I started with some crab – large chunks of picked crab meat bound with a light mayonnaise and seasoned with a little lemon. I really enjoyed the fact the chef had decided to keep the crab meat in large chunks as it gives a lovely mouthfeel. To accompany the crab were some batons of apple, cashews and a vinaigrette made with some sesame oil. The sesame oil was very well judged as it is one of those ingredients that can so easily overpower everything else on the plate.
We then shared a middle course of cod cooked with ‘Arabian spices’. At a guess I would think this is the chef’s secret ras-el-hanout mix. A nice chunk of cod was carefully cooked so that it flaked away beautifully with the spice mix gentle and giving a lovely perfume to it. Accompanying the cod was a bhaji of some sort which was very tasty.
Chef kindly sent out another small bite before our main course – salmon cured in moonshine which the family make themselves. The salmon had a firm, meaty texture to it and surprisingly plenty of flavour. When I enquired about the provenance of the fish Simon’s son told me it was from London Bridge. I am not sure how true that is, but it was a tasty piece of salmon.
I tried the salt marsh lamb rump which was slow cooked but still retained its pinkness. To accompany it were turned carrots (haven’t seen that in a while) and a lovely fondant potato. What made the dish though was the sauce – a garlic infused jus which was served in abundant amounts, with the jug left on the side in case you wish for more. Actually forget the lamb, give me a jug of the sauce and plenty of their baguettes and I am a happy man. You hardly get classical cooking like this nowadays and when it is done so well it just makes you want to weep for joy.

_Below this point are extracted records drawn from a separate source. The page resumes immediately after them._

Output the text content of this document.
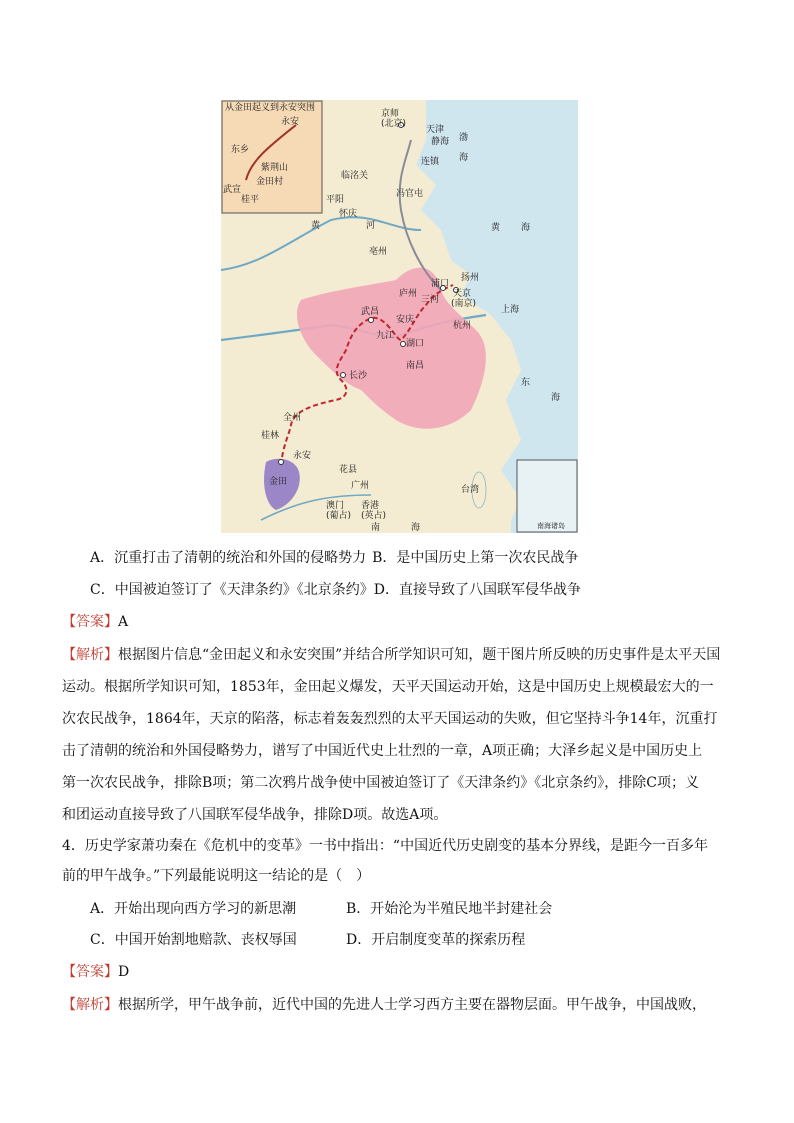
从金田起义到永安突围
永安
东乡
紫荆山
金田村
武宣
桂平
京师
(北京)
天津
静海 渤
海
连镇
临洺关
冯官屯
平阳
怀庆
黄	河
亳州
黄 海
扬州
浦口
庐州
三河
天京
(南京)
上海
武昌
安庆
杭州
九江
湖口
南昌
长沙
东
海
全州
桂林
永安
金田
花县
广州	台湾
澳门
(葡占)
香港
(英占)
南	海	南海诸岛
A．沉重打击了清朝的统治和外国的侵略势力 B．是中国历史上第一次农民战争
C．中国被迫签订了《天津条约》《北京条约》D．直接导致了八国联军侵华战争
【答案】A
【解析】根据图片信息“金田起义和永安突围”并结合所学知识可知，题干图片所反映的历史事件是太平天国
运动。根据所学知识可知，1853年，金田起义爆发，天平天国运动开始，这是中国历史上规模最宏大的一
次农民战争，1864年，天京的陷落，标志着轰轰烈烈的太平天国运动的失败，但它坚持斗争14年，沉重打
击了清朝的统治和外国侵略势力，谱写了中国近代史上壮烈的一章，A项正确；大泽乡起义是中国历史上
第一次农民战争，排除B项；第二次鸦片战争使中国被迫签订了《天津条约》《北京条约》，排除C项；义
和团运动直接导致了八国联军侵华战争，排除D项。故选A项。
4．历史学家萧功秦在《危机中的变革》一书中指出：“中国近代历史剧变的基本分界线，是距今一百多年
前的甲午战争。”下列最能说明这一结论的是（　）
A．开始出现向西方学习的新思潮	B．开始沦为半殖民地半封建社会
C．中国开始割地赔款、丧权辱国	D．开启制度变革的探索历程
【答案】D
【解析】根据所学，甲午战争前，近代中国的先进人士学习西方主要在器物层面。甲午战争，中国战败，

To finish, I tried the lemon tart which had excellent pastry and a lovely soft set curd centre with a good amount of sharpness. If this had come from a Parisian patisserie, you would have happily paid top dollar for it. As were the petit fours which were served afterwards – excellent macaroons and florentines.
As of the most recent Michelin guide (2016), the Crown holds a Bib Gourmand. It is definitely a place with excellent value and the level of cooking here would put plenty of 1* places to shame. That it does not have a star is perhaps because the cooking here is so unashamedly classical and dare I say it, ‘old fashioned’. It seems like it is the trend with Michelin these days is to award stars to places which serve modernist food or street food as is the case with the joke Singapore guide. We were the only people dining that evening (we were informed that a party had cancelled at the last minute) which is a shame given the level of cooking on display here. Simply put, if you live remotely close by, do yourself a favour and pay this place a visit.